A pair of Canadian joint ventures have U.S. bankers looking north for insight into whether fierce banking competitors can cooperate effectively, experts said.

The ventures, involving Canada's five largest financial institutions, change abruptly the face of bank back office processing in that country.

Last week Canadian Imperial Bank of Commerce and Scotiabank announced a broad alliance that, in effect, merges their back offices. The two Toronto-based banks will set up a company to manage their item processing, telecommunications networks, and data centers.

Earlier in the month, a consortium formed by Royal Bank of Canada, Toronto-Dominion Bank, and Bank of Montreal announced a separate deal involving only item processing.

If successful, the alliances, which are aimed at building scale and reducing processing costs, could inspire changes in the United States, industry experts said.

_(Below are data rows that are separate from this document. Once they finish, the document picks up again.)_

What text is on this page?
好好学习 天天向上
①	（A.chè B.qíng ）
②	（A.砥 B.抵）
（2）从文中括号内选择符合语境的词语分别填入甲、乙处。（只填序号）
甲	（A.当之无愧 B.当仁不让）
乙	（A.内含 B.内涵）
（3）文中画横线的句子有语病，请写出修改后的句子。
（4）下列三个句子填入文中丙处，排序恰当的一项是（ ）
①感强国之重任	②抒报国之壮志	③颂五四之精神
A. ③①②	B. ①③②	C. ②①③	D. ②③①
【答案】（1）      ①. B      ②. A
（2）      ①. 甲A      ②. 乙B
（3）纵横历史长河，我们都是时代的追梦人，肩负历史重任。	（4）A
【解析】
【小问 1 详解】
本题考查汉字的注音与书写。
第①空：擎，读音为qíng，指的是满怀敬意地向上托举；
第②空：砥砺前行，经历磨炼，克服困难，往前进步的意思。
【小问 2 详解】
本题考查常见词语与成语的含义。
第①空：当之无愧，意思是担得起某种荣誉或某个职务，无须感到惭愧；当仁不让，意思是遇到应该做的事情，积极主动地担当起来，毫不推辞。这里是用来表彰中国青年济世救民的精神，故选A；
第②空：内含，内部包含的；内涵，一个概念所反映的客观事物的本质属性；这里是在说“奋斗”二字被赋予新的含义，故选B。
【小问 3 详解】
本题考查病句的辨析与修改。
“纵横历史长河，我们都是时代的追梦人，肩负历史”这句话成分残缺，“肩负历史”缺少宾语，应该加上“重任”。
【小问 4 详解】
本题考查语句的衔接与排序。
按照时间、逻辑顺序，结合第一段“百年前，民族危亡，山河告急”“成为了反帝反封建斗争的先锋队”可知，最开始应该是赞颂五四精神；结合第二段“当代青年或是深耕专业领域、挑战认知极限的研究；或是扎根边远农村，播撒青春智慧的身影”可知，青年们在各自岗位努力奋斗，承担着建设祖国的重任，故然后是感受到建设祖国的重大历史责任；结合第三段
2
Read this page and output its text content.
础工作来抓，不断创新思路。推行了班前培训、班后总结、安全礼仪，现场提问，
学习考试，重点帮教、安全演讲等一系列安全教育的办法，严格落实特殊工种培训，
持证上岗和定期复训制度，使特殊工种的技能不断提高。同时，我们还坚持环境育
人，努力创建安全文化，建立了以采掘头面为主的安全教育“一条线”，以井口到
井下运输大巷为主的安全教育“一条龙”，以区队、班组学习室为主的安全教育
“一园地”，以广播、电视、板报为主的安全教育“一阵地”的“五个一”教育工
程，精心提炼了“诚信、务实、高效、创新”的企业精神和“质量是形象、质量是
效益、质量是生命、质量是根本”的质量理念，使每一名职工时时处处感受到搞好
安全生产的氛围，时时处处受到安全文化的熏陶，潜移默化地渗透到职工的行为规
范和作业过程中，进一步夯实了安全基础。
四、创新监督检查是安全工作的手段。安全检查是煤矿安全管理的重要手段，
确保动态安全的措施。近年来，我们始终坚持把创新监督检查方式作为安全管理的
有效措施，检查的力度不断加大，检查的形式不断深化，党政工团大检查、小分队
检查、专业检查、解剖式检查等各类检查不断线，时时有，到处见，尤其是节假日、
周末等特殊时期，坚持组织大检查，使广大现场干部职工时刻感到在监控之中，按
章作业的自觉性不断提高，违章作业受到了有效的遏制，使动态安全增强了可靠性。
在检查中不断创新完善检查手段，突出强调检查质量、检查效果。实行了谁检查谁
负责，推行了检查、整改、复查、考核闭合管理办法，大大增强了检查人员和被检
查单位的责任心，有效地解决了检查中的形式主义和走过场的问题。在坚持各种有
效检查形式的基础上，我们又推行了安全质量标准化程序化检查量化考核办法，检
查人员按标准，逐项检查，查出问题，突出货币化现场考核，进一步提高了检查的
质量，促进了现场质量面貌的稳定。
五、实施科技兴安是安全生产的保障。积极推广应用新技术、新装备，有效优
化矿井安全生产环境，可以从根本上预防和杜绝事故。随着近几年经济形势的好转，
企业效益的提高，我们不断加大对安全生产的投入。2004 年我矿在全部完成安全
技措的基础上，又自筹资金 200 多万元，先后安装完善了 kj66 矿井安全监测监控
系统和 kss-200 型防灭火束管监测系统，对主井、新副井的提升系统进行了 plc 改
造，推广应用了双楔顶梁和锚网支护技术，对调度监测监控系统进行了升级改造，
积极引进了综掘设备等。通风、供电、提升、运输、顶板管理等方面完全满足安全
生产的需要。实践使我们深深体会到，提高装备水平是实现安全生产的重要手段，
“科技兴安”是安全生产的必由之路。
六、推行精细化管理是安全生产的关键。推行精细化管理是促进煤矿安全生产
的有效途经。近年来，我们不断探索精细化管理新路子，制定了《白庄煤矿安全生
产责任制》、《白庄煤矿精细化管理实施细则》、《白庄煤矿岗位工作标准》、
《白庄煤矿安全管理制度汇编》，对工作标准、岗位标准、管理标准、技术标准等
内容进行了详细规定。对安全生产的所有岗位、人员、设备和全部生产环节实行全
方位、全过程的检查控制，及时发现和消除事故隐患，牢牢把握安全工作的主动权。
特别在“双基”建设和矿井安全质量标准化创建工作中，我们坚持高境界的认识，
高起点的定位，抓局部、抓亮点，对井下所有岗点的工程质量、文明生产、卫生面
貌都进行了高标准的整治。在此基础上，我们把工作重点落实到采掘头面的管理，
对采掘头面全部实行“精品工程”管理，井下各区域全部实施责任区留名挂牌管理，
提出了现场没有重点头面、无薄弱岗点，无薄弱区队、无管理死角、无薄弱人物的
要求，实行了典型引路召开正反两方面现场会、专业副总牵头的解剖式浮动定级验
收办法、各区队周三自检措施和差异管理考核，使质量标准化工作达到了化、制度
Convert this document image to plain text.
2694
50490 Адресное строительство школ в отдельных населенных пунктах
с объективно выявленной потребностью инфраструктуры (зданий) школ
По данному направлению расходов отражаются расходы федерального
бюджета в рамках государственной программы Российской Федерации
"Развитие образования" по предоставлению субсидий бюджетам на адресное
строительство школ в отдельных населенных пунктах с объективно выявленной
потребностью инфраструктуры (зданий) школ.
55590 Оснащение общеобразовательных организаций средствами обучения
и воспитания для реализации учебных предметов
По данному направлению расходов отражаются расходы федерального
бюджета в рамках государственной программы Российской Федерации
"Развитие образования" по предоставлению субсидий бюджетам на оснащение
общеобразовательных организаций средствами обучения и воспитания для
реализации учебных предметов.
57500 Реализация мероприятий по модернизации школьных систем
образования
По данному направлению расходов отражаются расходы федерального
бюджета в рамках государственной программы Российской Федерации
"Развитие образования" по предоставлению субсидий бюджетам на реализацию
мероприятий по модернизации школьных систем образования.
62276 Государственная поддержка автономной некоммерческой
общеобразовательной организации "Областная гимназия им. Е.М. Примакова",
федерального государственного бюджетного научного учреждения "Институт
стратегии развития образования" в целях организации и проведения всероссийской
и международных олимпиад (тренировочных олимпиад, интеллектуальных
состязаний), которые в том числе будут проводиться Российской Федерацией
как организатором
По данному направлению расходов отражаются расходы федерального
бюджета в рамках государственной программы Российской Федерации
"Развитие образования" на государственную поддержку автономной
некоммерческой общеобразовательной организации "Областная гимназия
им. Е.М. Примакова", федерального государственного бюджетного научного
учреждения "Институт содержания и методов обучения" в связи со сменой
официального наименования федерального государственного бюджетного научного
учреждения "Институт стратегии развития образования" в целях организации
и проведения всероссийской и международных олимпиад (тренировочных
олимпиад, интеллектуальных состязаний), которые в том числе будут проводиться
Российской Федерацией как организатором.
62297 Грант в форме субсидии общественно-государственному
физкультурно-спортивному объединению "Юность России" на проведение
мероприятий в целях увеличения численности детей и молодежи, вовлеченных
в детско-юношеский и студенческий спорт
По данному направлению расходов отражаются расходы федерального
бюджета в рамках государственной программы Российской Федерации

"I think the more proactive banks are thinking very seriously about forming processing alliances," said Stan Lepeak, program director at Meta, a consulting firm in Stamford, Conn. "It's taken on the form of a religious debate."

Joint ventures make sense "from a scale point of view," added Doug Halvorsen, marketing manager for Payment Solutions, the document processing unit of International Business Machines Corp. that has consulted with banks on alliances. "But the idea has met with some resistance here."

Executives at Canadian Imperial and Scotiabank cited cost pressures and the need to get access to new technologies as reasons for their joining forces.

"The key was to pool our resources so we could control our destiny," said Albert Wahbe, executive vice president of operations at Scotiabank. "We didn't have the resources and the expertise to keep up with the technology on our own."

Their new company will have an annual operating budget of $650 million and will reduce the annual operating costs of the banks involved by 15%, said an executive at $128.8 billion-asset Canadian Imperial.

Executives involved in the venture said other Canadian banks eventually may participate, but they declined to be specific.

"We're creating a best-of-class approach," said Burt Napier, executive vice president of operations and technology at Canadian Imperial. "I believe the other institutions might see value in sharing."

A spokesman for Royal Bank said their consortium would consider expanding its item-processing venture before looking outside for other processing services. "We're not locked into what we have," the spokesman said. "We could be at the same point they are at in the future."

One of the differentiating factors between the two ventures is that Canadian Imperial and Scotiabank already have chosen at least one nonbank processing partner.

Fiserv Inc. of Milwaukee has been tapped to handle check processing for the new venture. The two banks expect to choose others to manage their computer centers and telecommunications networks in the upcoming months.